Will the dollar continue to rally? I believe not, maybe a few more days but the 82 level is going to be a stone wall. At the same time the oil market appears to have it a limit at the $72 level even though Opec wants $80 plus.
So what’s the best action? Right now, I continue to believe new crop beans are a sell above $10.50 to $11 range. Old crop beans will continue to be strong into August which will keep the bull spreads alive but frankly it’s going to get very volatile and only the financial strong should remain in the bean spreads. Guys, it’s been a good ride and the party may not be over but it’s going to be simply too erratic to predict for this old farm boy.
In regards to corn, I’ve told many of my brokerage clients that fall lows below $3.80 was going to be very difficult. The recent two-day 42 cent break is more than I was expecting.

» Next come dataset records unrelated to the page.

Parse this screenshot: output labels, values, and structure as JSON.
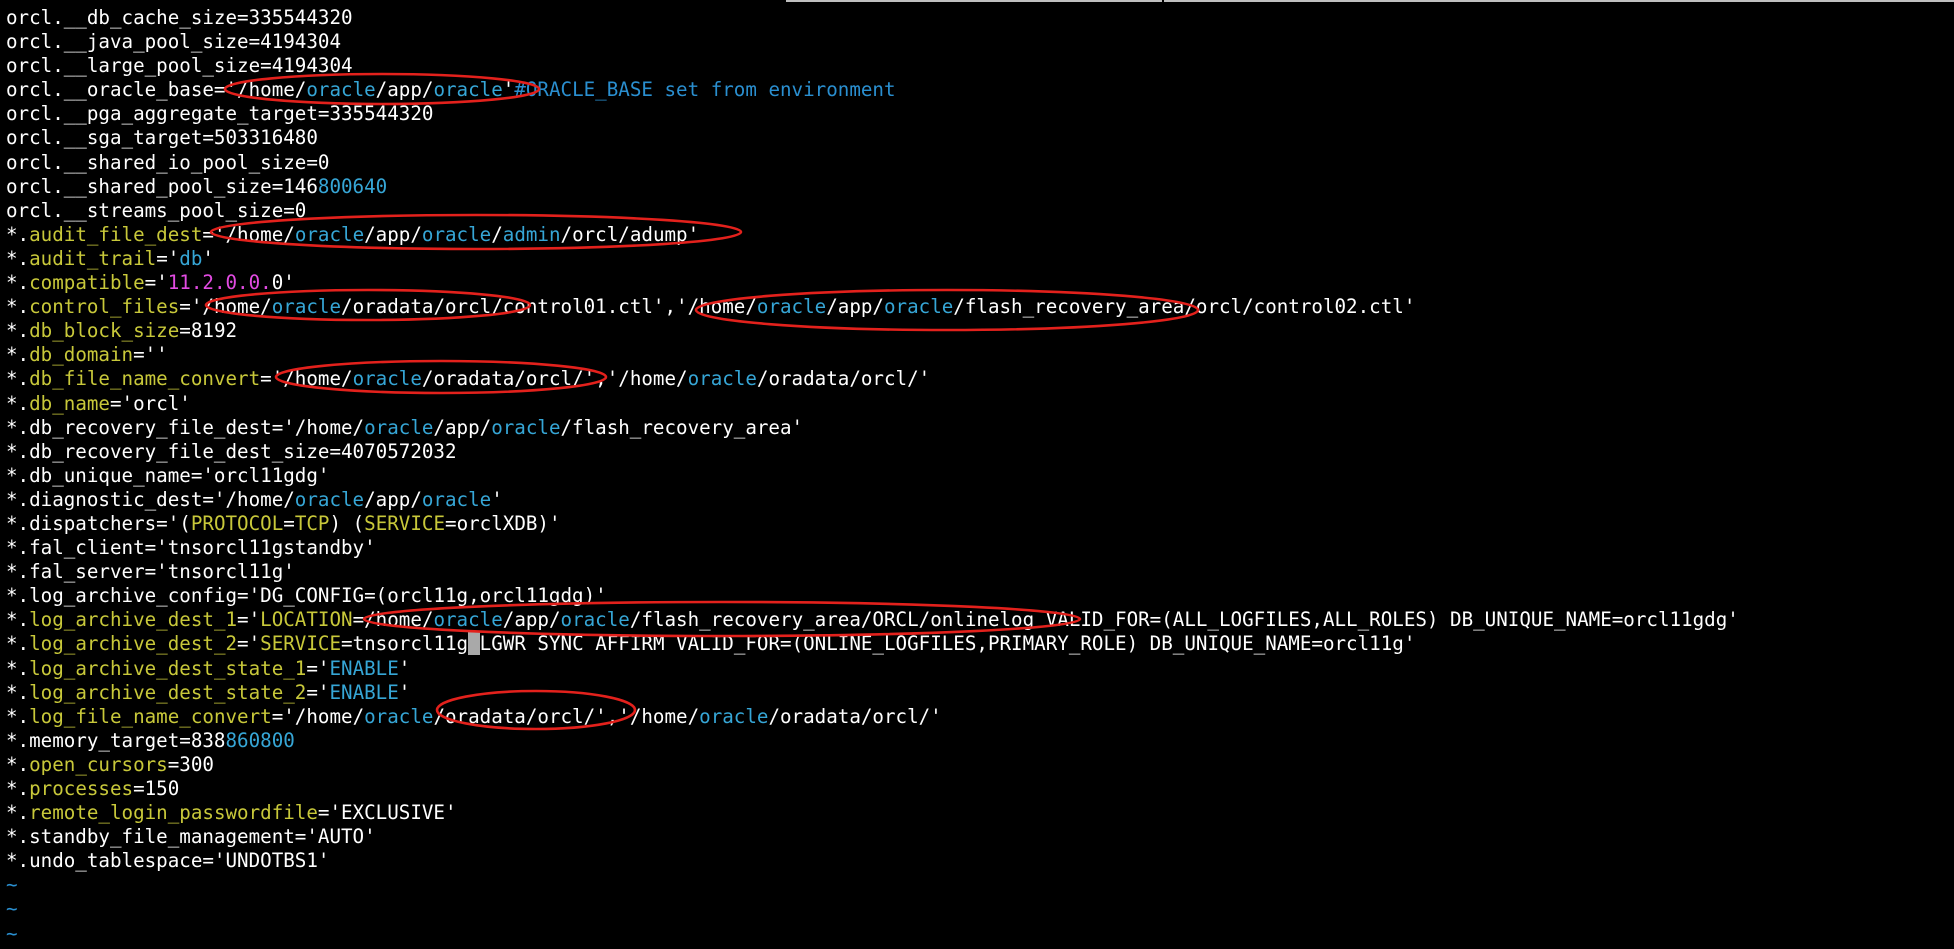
{
  "editor": {
    "lines": [
      [
        {
          "t": "orcl.__db_cache_size=335544320",
          "c": "w"
        }
      ],
      [
        {
          "t": "orcl.__java_pool_size=4194304",
          "c": "w"
        }
      ],
      [
        {
          "t": "orcl.__large_pool_size=4194304",
          "c": "w"
        }
      ],
      [
        {
          "t": "orcl.__oracle_base='/home/",
          "c": "w"
        },
        {
          "t": "oracle",
          "c": "b"
        },
        {
          "t": "/app/",
          "c": "w"
        },
        {
          "t": "oracle",
          "c": "b"
        },
        {
          "t": "'",
          "c": "w"
        },
        {
          "t": "#ORACLE_BASE set from environment",
          "c": "t"
        }
      ],
      [
        {
          "t": "orcl.__pga_aggregate_target=335544320",
          "c": "w"
        }
      ],
      [
        {
          "t": "orcl.__sga_target=503316480",
          "c": "w"
        }
      ],
      [
        {
          "t": "orcl.__shared_io_pool_size=0",
          "c": "w"
        }
      ],
      [
        {
          "t": "orcl.__shared_pool_size=146",
          "c": "w"
        },
        {
          "t": "800640",
          "c": "b"
        }
      ],
      [
        {
          "t": "orcl.__streams_pool_size=0",
          "c": "w"
        }
      ],
      [
        {
          "t": "*.",
          "c": "w"
        },
        {
          "t": "audit_file_dest",
          "c": "y"
        },
        {
          "t": "='/home/",
          "c": "w"
        },
        {
          "t": "oracle",
          "c": "b"
        },
        {
          "t": "/app/",
          "c": "w"
        },
        {
          "t": "oracle",
          "c": "b"
        },
        {
          "t": "/",
          "c": "w"
        },
        {
          "t": "admin",
          "c": "b"
        },
        {
          "t": "/orcl/adump'",
          "c": "w"
        }
      ],
      [
        {
          "t": "*.",
          "c": "w"
        },
        {
          "t": "audit_trail",
          "c": "y"
        },
        {
          "t": "='",
          "c": "w"
        },
        {
          "t": "db",
          "c": "b"
        },
        {
          "t": "'",
          "c": "w"
        }
      ],
      [
        {
          "t": "*.",
          "c": "w"
        },
        {
          "t": "compatible",
          "c": "y"
        },
        {
          "t": "='",
          "c": "w"
        },
        {
          "t": "11.2.0.0.",
          "c": "m"
        },
        {
          "t": "0'",
          "c": "w"
        }
      ],
      [
        {
          "t": "*.",
          "c": "w"
        },
        {
          "t": "control_files",
          "c": "y"
        },
        {
          "t": "='/home/",
          "c": "w"
        },
        {
          "t": "oracle",
          "c": "b"
        },
        {
          "t": "/oradata/orcl/control01.ctl','/home/",
          "c": "w"
        },
        {
          "t": "oracle",
          "c": "b"
        },
        {
          "t": "/app/",
          "c": "w"
        },
        {
          "t": "oracle",
          "c": "b"
        },
        {
          "t": "/flash_recovery_area/orcl/control02.ctl'",
          "c": "w"
        }
      ],
      [
        {
          "t": "*.",
          "c": "w"
        },
        {
          "t": "db_block_size",
          "c": "y"
        },
        {
          "t": "=8192",
          "c": "w"
        }
      ],
      [
        {
          "t": "*.",
          "c": "w"
        },
        {
          "t": "db_domain",
          "c": "y"
        },
        {
          "t": "=''",
          "c": "w"
        }
      ],
      [
        {
          "t": "*.",
          "c": "w"
        },
        {
          "t": "db_file_name_convert",
          "c": "y"
        },
        {
          "t": "='/home/",
          "c": "w"
        },
        {
          "t": "oracle",
          "c": "b"
        },
        {
          "t": "/oradata/orcl/','/home/",
          "c": "w"
        },
        {
          "t": "oracle",
          "c": "b"
        },
        {
          "t": "/oradata/orcl/'",
          "c": "w"
        }
      ],
      [
        {
          "t": "*.",
          "c": "w"
        },
        {
          "t": "db_name",
          "c": "y"
        },
        {
          "t": "='orcl'",
          "c": "w"
        }
      ],
      [
        {
          "t": "*.db_recovery_file_dest='/home/",
          "c": "w"
        },
        {
          "t": "oracle",
          "c": "b"
        },
        {
          "t": "/app/",
          "c": "w"
        },
        {
          "t": "oracle",
          "c": "b"
        },
        {
          "t": "/flash_recovery_area'",
          "c": "w"
        }
      ],
      [
        {
          "t": "*.db_recovery_file_dest_size=4070572032",
          "c": "w"
        }
      ],
      [
        {
          "t": "*.db_unique_name='orcl11gdg'",
          "c": "w"
        }
      ],
      [
        {
          "t": "*.diagnostic_dest='/home/",
          "c": "w"
        },
        {
          "t": "oracle",
          "c": "b"
        },
        {
          "t": "/app/",
          "c": "w"
        },
        {
          "t": "oracle",
          "c": "b"
        },
        {
          "t": "'",
          "c": "w"
        }
      ],
      [
        {
          "t": "*.dispatchers='(",
          "c": "w"
        },
        {
          "t": "PROTOCOL",
          "c": "y"
        },
        {
          "t": "=",
          "c": "w"
        },
        {
          "t": "TCP",
          "c": "y"
        },
        {
          "t": ") (",
          "c": "w"
        },
        {
          "t": "SERVICE",
          "c": "y"
        },
        {
          "t": "=orclXDB)'",
          "c": "w"
        }
      ],
      [
        {
          "t": "*.fal_client='tnsorcl11gstandby'",
          "c": "w"
        }
      ],
      [
        {
          "t": "*.fal_server='tnsorcl11g'",
          "c": "w"
        }
      ],
      [
        {
          "t": "*.log_archive_config='DG_CONFIG=(orcl11g,orcl11gdg)'",
          "c": "w"
        }
      ],
      [
        {
          "t": "*.",
          "c": "w"
        },
        {
          "t": "log_archive_dest_1",
          "c": "y"
        },
        {
          "t": "='",
          "c": "w"
        },
        {
          "t": "LOCATION",
          "c": "y"
        },
        {
          "t": "=/home/",
          "c": "w"
        },
        {
          "t": "oracle",
          "c": "b"
        },
        {
          "t": "/app/",
          "c": "w"
        },
        {
          "t": "oracle",
          "c": "b"
        },
        {
          "t": "/flash_recovery_area/ORCL/onlinelog VALID_FOR=(ALL_LOGFILES,ALL_ROLES) DB_UNIQUE_NAME=orcl11gdg'",
          "c": "w"
        }
      ],
      [
        {
          "t": "*.",
          "c": "w"
        },
        {
          "t": "log_archive_dest_2",
          "c": "y"
        },
        {
          "t": "='",
          "c": "w"
        },
        {
          "t": "SERVICE",
          "c": "y"
        },
        {
          "t": "=tnsorcl11g",
          "c": "w"
        },
        {
          "t": " ",
          "c": "cursor"
        },
        {
          "t": "LGWR SYNC AFFIRM VALID_FOR=(ONLINE_LOGFILES,PRIMARY_ROLE) DB_UNIQUE_NAME=orcl11g'",
          "c": "w"
        }
      ],
      [
        {
          "t": "*.",
          "c": "w"
        },
        {
          "t": "log_archive_dest_state_1",
          "c": "y"
        },
        {
          "t": "='",
          "c": "w"
        },
        {
          "t": "ENABLE",
          "c": "b"
        },
        {
          "t": "'",
          "c": "w"
        }
      ],
      [
        {
          "t": "*.",
          "c": "w"
        },
        {
          "t": "log_archive_dest_state_2",
          "c": "y"
        },
        {
          "t": "='",
          "c": "w"
        },
        {
          "t": "ENABLE",
          "c": "b"
        },
        {
          "t": "'",
          "c": "w"
        }
      ],
      [
        {
          "t": "*.",
          "c": "w"
        },
        {
          "t": "log_file_name_convert",
          "c": "y"
        },
        {
          "t": "='/home/",
          "c": "w"
        },
        {
          "t": "oracle",
          "c": "b"
        },
        {
          "t": "/oradata/orcl/','/home/",
          "c": "w"
        },
        {
          "t": "oracle",
          "c": "b"
        },
        {
          "t": "/oradata/orcl/'",
          "c": "w"
        }
      ],
      [
        {
          "t": "*.memory_target=838",
          "c": "w"
        },
        {
          "t": "860800",
          "c": "b"
        }
      ],
      [
        {
          "t": "*.",
          "c": "w"
        },
        {
          "t": "open_cursors",
          "c": "y"
        },
        {
          "t": "=300",
          "c": "w"
        }
      ],
      [
        {
          "t": "*.",
          "c": "w"
        },
        {
          "t": "processes",
          "c": "y"
        },
        {
          "t": "=150",
          "c": "w"
        }
      ],
      [
        {
          "t": "*.",
          "c": "w"
        },
        {
          "t": "remote_login_passwordfile",
          "c": "y"
        },
        {
          "t": "='EXCLUSIVE'",
          "c": "w"
        }
      ],
      [
        {
          "t": "*.standby_file_management='AUTO'",
          "c": "w"
        }
      ],
      [
        {
          "t": "*.undo_tablespace='UNDOTBS1'",
          "c": "w"
        }
      ],
      [
        {
          "t": "~",
          "c": "tilde"
        }
      ],
      [
        {
          "t": "~",
          "c": "tilde"
        }
      ],
      [
        {
          "t": "~",
          "c": "tilde"
        }
      ]
    ]
  },
  "colors": {
    "background": "#000000",
    "text": "#ffffff",
    "keyword": "#c8c83a",
    "identifier": "#36a6d6",
    "number": "#e24be2",
    "comment": "#2a8fd0",
    "annotation": "#e3211c"
  }
}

I imagine there are some who will say seeing last year’s June 16th high recently was time to get out but remember if you are making this assumption it actually made a new high on June 27th. While I don’t like comparing this year to last year because of obvious fundamental differences, I do like the argument we will have one more strong price bounce between the June 29th acreage report and the July USDA Supply and Demand report.
Summary: I will be recommending all speculative clients to buy December corn on project (A) below $4.30 to $4.26.